Vascular pathology in multiple sclerosis: mind boosting or myth busting?
Experimental & Translational Stroke Medicine 2011, 3:7 doi:10.1186/2040-7378-3-7
The investigation of central nervous system vascular changes in the pathophysiology of multiple sclerosis (MS) is a time-honored concept. Yet, recent reports on changes in venous cerebrospinal outflow, the advent of new magnetic resonance imaging techniques and the investigation of immunomodulatory properties of several vascular mediators on the molecular level have added new excitement to hypotheses centering around vascular pathology as determining factor in the pathophysiology of MS. Here we critically review the concept of chronic cerebrospinal venous insufficiency in MS patients and describe new imaging techniques including perfusion weighted imaging, susceptibility weighted imaging and diffusion weighted imaging which reveal central nervous system hypoperfusion, perivascular iron deposition and diffuse structural changes in the MS brain. On a molecular basis, vascular mediators represent interesting targets connecting vascular pathology with immunomodulation.

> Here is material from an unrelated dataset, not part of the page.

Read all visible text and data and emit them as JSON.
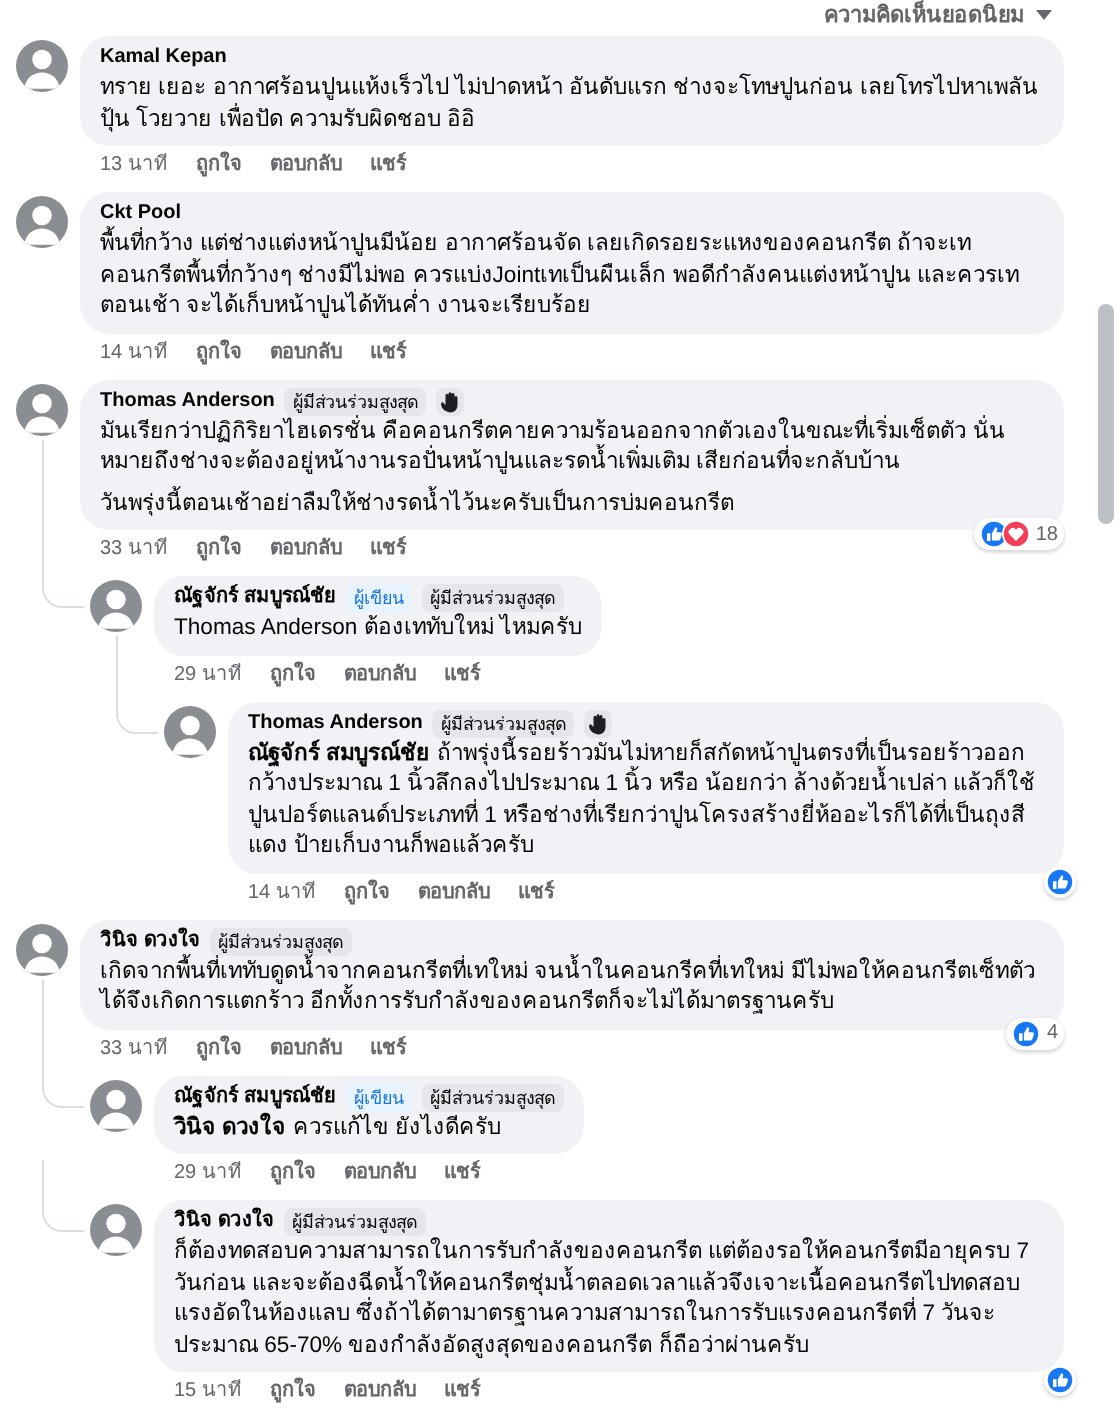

In summary, the relation of venous changes to the pathophysiology of MS may not be as simple as initially described and it certainly seems awkward to think of the complex disease MS solely as result of a simple venous outflow obstruction. Yet, the investigation of new vascular concepts as one variable in the pathophysiology of the autoimmune attack seems very worthwhile and may add to a better understanding of this devastating disorder.